110 tok/s on RTX 4070 Super with Qwen3.6 35B

A LocalLLaMA community benchmark shows Qwen3.6-35B-A3B running at about 110 tokens per second on an RTX 4070 Super with 12GB VRAM. The result is current and notable, but it depends on a specific ik_llama.cpp setup, so builders should treat it as a reproducible recipe rather than a general hardware promise.

A 35 billion parameter model running this fast on a mid-range consumer GPU would have sounded unrealistic not long ago. That is why the May 21 Reddit benchmark from LocalLLaMA user janvitos is getting attention: it points to a practical local inference path for developers who want capable models without sending every prompt to a cloud API.

According to the Reddit post, Qwen3.6-35B-A3B reached a 110.24 tokens per second average on an RTX 4070 Super 12GB system running CachyOS, with an AMD Ryzen 7 9700X and 48GB of DDR5-6000 memory. The setup used the ik_llama.cpp fork, the byteshape Qwen3.6-35B-A3B-IQ4_XS-4.19bpw GGUF quant, a 131,072 token context, Q8 KV cache settings, and multi-token prediction parameters tuned for the fork.

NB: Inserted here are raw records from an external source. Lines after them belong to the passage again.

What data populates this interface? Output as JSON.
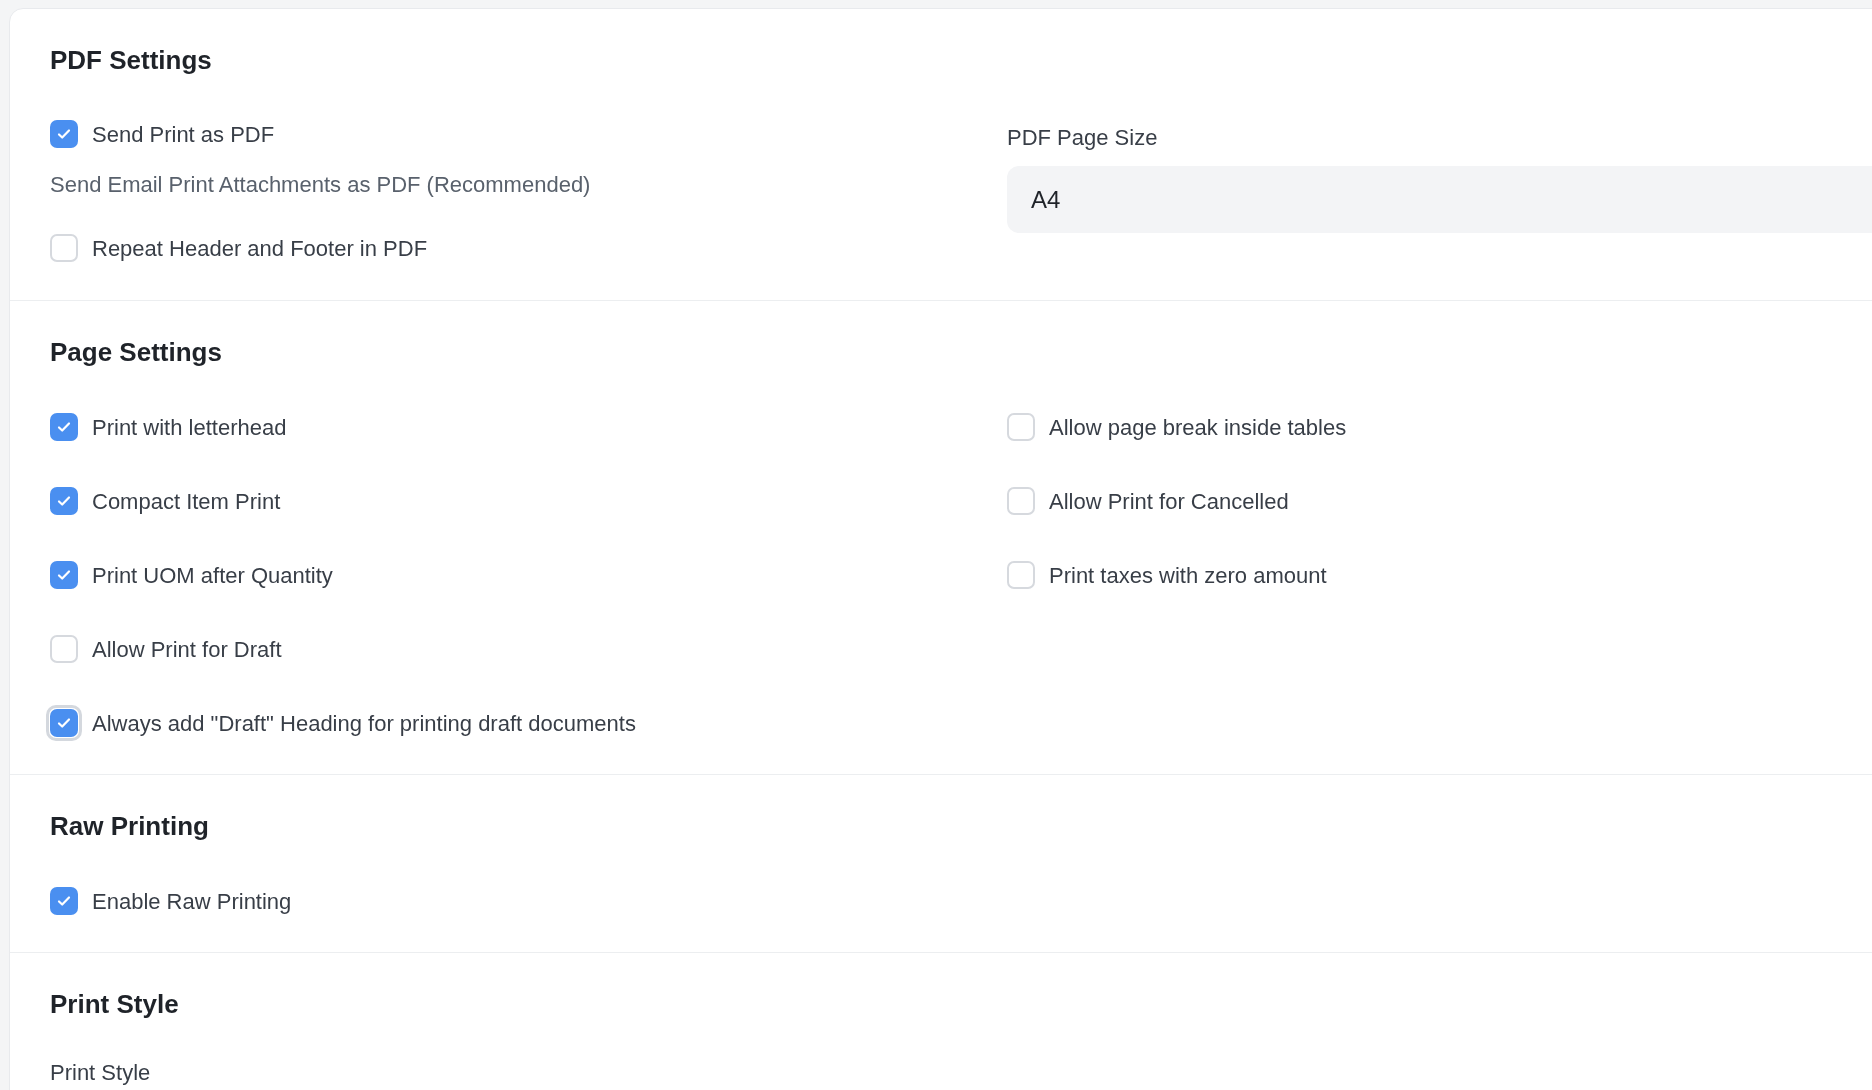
{
  "sections": [
    {
      "title": "PDF Settings",
      "kind": "pdf",
      "left": [
        {
          "kind": "checkbox",
          "label": "Send Print as PDF",
          "checked": true,
          "focused": false
        },
        {
          "kind": "description",
          "text": "Send Email Print Attachments as PDF (Recommended)"
        },
        {
          "kind": "checkbox",
          "label": "Repeat Header and Footer in PDF",
          "checked": false,
          "focused": false
        }
      ],
      "right": [
        {
          "kind": "select",
          "label": "PDF Page Size",
          "value": "A4"
        }
      ]
    },
    {
      "title": "Page Settings",
      "kind": "grid",
      "left": [
        {
          "kind": "checkbox",
          "label": "Print with letterhead",
          "checked": true,
          "focused": false
        },
        {
          "kind": "checkbox",
          "label": "Compact Item Print",
          "checked": true,
          "focused": false
        },
        {
          "kind": "checkbox",
          "label": "Print UOM after Quantity",
          "checked": true,
          "focused": false
        },
        {
          "kind": "checkbox",
          "label": "Allow Print for Draft",
          "checked": false,
          "focused": false
        },
        {
          "kind": "checkbox",
          "label": "Always add \"Draft\" Heading for printing draft documents",
          "checked": true,
          "focused": true
        }
      ],
      "right": [
        {
          "kind": "checkbox",
          "label": "Allow page break inside tables",
          "checked": false,
          "focused": false
        },
        {
          "kind": "checkbox",
          "label": "Allow Print for Cancelled",
          "checked": false,
          "focused": false
        },
        {
          "kind": "checkbox",
          "label": "Print taxes with zero amount",
          "checked": false,
          "focused": false
        }
      ]
    },
    {
      "title": "Raw Printing",
      "kind": "grid",
      "left": [
        {
          "kind": "checkbox",
          "label": "Enable Raw Printing",
          "checked": true,
          "focused": false
        }
      ]
    },
    {
      "title": "Print Style",
      "kind": "tail",
      "field_label": "Print Style"
    }
  ]
}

This is not a vendor benchmark. It is a community result, and that distinction matters. The same post also showed current regular llama.cpp MTP results with the same quant ranging from 79.8 to 97.0 tokens per second across visible tasks. The author described the ik_llama.cpp result as a 22 percent increase, which is impressive, but narrower than a simple comparison against an earlier 80 tok/s headline would suggest.

Why Qwen3.6-35B-A3B fits the moment

Qwen3.6-35B-A3B is built for this kind of local deployment. The model documentation on Hugging Face lists it as a sparse Mixture-of-Experts model with 35 billion total parameters and about 3 billion active parameters. It uses 256 experts, with eight routed experts plus one shared expert activated per token.

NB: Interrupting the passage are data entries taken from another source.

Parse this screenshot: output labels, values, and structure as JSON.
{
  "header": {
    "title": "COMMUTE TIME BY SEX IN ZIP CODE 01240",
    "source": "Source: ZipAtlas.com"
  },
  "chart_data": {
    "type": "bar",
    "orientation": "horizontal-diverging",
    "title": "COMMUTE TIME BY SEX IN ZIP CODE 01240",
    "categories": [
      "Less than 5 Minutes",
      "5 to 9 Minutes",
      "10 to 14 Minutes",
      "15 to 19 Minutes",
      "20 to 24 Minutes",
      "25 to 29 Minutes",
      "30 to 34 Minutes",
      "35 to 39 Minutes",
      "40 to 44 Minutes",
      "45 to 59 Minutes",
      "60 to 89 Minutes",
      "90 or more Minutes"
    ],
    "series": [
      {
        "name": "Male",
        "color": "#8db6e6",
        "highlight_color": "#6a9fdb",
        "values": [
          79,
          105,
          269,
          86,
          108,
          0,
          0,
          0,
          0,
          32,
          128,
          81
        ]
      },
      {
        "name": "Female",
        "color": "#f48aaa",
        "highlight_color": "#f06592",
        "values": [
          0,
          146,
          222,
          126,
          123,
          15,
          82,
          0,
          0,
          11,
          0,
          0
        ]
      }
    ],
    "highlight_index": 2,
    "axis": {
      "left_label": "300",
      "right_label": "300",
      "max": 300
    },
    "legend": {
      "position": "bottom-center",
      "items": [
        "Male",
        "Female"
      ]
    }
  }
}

The architecture also leans on Gated DeltaNet linear attention for most of its layers, with full attention appearing in every fourth layer. That design reduces the pressure that long-context inference puts on memory. In plain terms, the model can behave like a much larger system while only lighting up part of itself for each token.

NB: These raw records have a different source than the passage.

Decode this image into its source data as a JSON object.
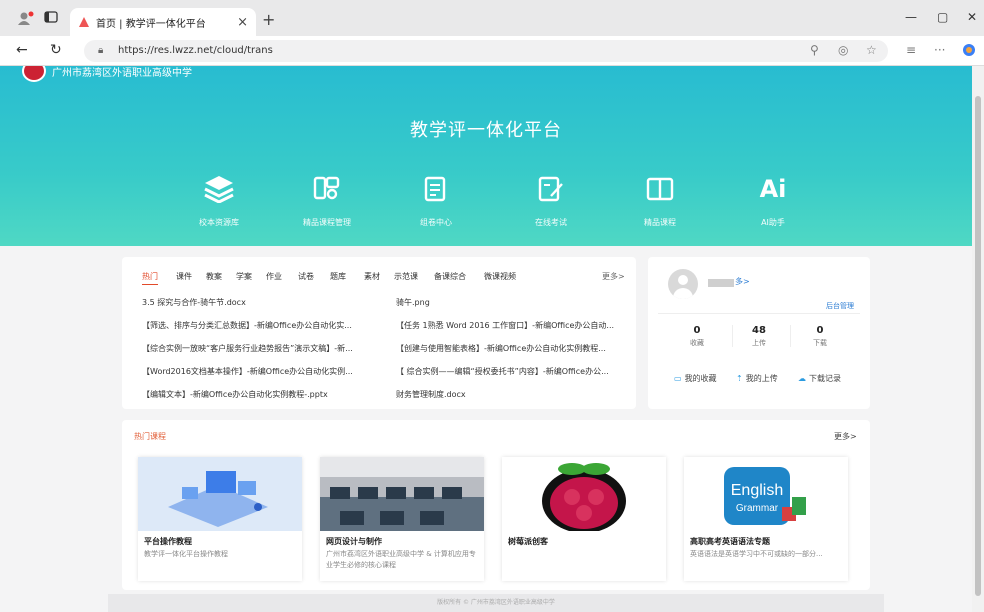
{
  "browser": {
    "tab_title": "首页 | 教学评一体化平台",
    "tab_close": "×",
    "new_tab": "+",
    "url": "https://res.lwzz.net/cloud/trans"
  },
  "hero": {
    "school_name": "广州市荔湾区外语职业高级中学",
    "title": "教学评一体化平台",
    "features": [
      {
        "label": "校本资源库"
      },
      {
        "label": "精品课程管理"
      },
      {
        "label": "组卷中心"
      },
      {
        "label": "在线考试"
      },
      {
        "label": "精品课程"
      },
      {
        "label": "AI助手",
        "icon_text": "Ai"
      }
    ]
  },
  "resources": {
    "tabs": [
      "热门",
      "课件",
      "教案",
      "学案",
      "作业",
      "试卷",
      "题库",
      "素材",
      "示范课",
      "备课综合",
      "微课视频"
    ],
    "more": "更多>",
    "items_left": [
      "3.5 探究与合作-骑午节.docx",
      "【筛选、排序与分类汇总数据】-新编Office办公自动化实...",
      "【综合实例一放映“客户服务行业趋势报告”演示文稿】-新...",
      "【Word2016文档基本操作】-新编Office办公自动化实例...",
      "【编辑文本】-新编Office办公自动化实例教程-.pptx"
    ],
    "items_right": [
      "骑午.png",
      "【任务 1熟悉 Word 2016 工作窗口】-新编Office办公自动...",
      "【创建与使用智能表格】-新编Office办公自动化实例教程...",
      "【 综合实例——编辑“授权委托书”内容】-新编Office办公...",
      "财务管理制度.docx"
    ]
  },
  "user": {
    "name_tail": "多>",
    "admin": "后台管理",
    "stats": [
      {
        "value": "0",
        "label": "收藏"
      },
      {
        "value": "48",
        "label": "上传"
      },
      {
        "value": "0",
        "label": "下载"
      }
    ],
    "links": [
      "我的收藏",
      "我的上传",
      "下载记录"
    ]
  },
  "courses": {
    "heading": "热门课程",
    "more": "更多>",
    "list": [
      {
        "name": "平台操作教程",
        "desc": "教学评一体化平台操作教程"
      },
      {
        "name": "网页设计与制作",
        "desc": "广州市荔湾区外语职业高级中学 & 计算机应用专业学生必修的核心课程"
      },
      {
        "name": "树莓派创客",
        "desc": ""
      },
      {
        "name": "高职高考英语语法专题",
        "desc": "英语语法是英语学习中不可或缺的一部分..."
      }
    ],
    "english_line1": "English",
    "english_line2": "Grammar"
  },
  "footer": "版权所有 © 广州市荔湾区外语职业高级中学",
  "colors": {
    "hero_top": "#28bcd1",
    "hero_bottom": "#4fd8c4",
    "accent": "#e24a2a",
    "link": "#2b7cd3"
  }
}
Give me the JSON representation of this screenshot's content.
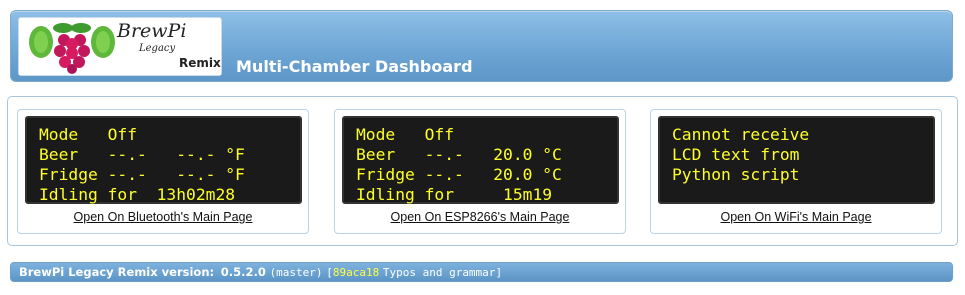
{
  "header": {
    "logo": {
      "brand": "BrewPi",
      "sub": "Legacy",
      "remix": "Remix"
    },
    "title": "Multi-Chamber Dashboard"
  },
  "chambers": [
    {
      "lcd": [
        "Mode   Off",
        "Beer   --.-   --.- °F",
        "Fridge --.-   --.- °F",
        "Idling for  13h02m28"
      ],
      "link": "Open On Bluetooth's Main Page"
    },
    {
      "lcd": [
        "Mode   Off",
        "Beer   --.-   20.0 °C",
        "Fridge --.-   20.0 °C",
        "Idling for     15m19"
      ],
      "link": "Open On ESP8266's Main Page"
    },
    {
      "lcd": [
        "Cannot receive",
        "LCD text from",
        "Python script",
        ""
      ],
      "link": "Open On WiFi's Main Page"
    }
  ],
  "footer": {
    "label": "BrewPi Legacy Remix version:",
    "version": "0.5.2.0",
    "branch": "(master)",
    "bracket_open": "[",
    "commit": "89aca18",
    "message": "Typos and grammar",
    "bracket_close": "]"
  },
  "colors": {
    "header_bg": "#6fa7d6",
    "lcd_bg": "#1a1a1a",
    "lcd_text": "#ffff28",
    "commit_hash": "#ffff40"
  }
}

That is the real story for small teams. Local AI is no longer limited to tiny models that feel compromised from the first prompt. A privacy-focused startup, an indie coding tool, or a research workflow can now consider a model in the 35B class on hardware that many developers already understand how to buy, install, and maintain.

The configuration matters as much as the card

The benchmark is also a reminder that local inference performance is not just about the GPU. The RTX 4070 Super is important, but the recipe matters just as much: the quant file, the fork, the cache settings, the context size, the operating system, and whether the display is using the same GPU all affect the result.

The post specifically notes that the monitor was plugged into integrated graphics, leaving the RTX 4070 Super available for inference. It also recommends adjusting --fit-margin if users run into out-of-memory errors. That is useful information, but it also means the 110 tok/s figure should not be read as a plug-and-play outcome for every 12GB setup.

The GGUF ecosystem around Qwen3.6 is moving quickly. Hugging Face listings now include multiple IQ4_XS and Q4_K_M variants from community quantizers, including mradermacher and byteshape-related releases. Those options give builders more room to trade size, quality, memory use, and speed, but they also make reproducibility harder. Two people can say they are running Qwen3.6-35B-A3B and still be testing meaningfully different systems.

The reliability caveat is not optional

Speed is only valuable if the output survives real use. That is why the silent corruption issue around speculative decoding deserves more than a footnote. The outsourc-e qwen36-4090-recipes GitHub repo, which tested Qwen3.6-27B on an RTX 4090, found that some cross-vocabulary speculative decoding setups produced strong throughput numbers while breaking JSON, lists, quote escapes, and tool-call boundaries.

That caveat does not directly invalidate the RTX 4070 Super benchmark, which uses Qwen3.6-35B-A3B with MTP settings. It does, however, underline the same production lesson: builders should validate the outputs they care about, not just the aggregate token rate. A coding assistant that corrupts braces or a workflow agent that damages JSON is not faster in any useful business sense.

For founders building AI products where privacy is part of the value proposition, the takeaway is practical. Local inference is becoming fast enough to matter, even on consumer hardware. The next question is whether a chosen fork, quant, and launch configuration can deliver that speed repeatedly while preserving the structure and quality the product depends on.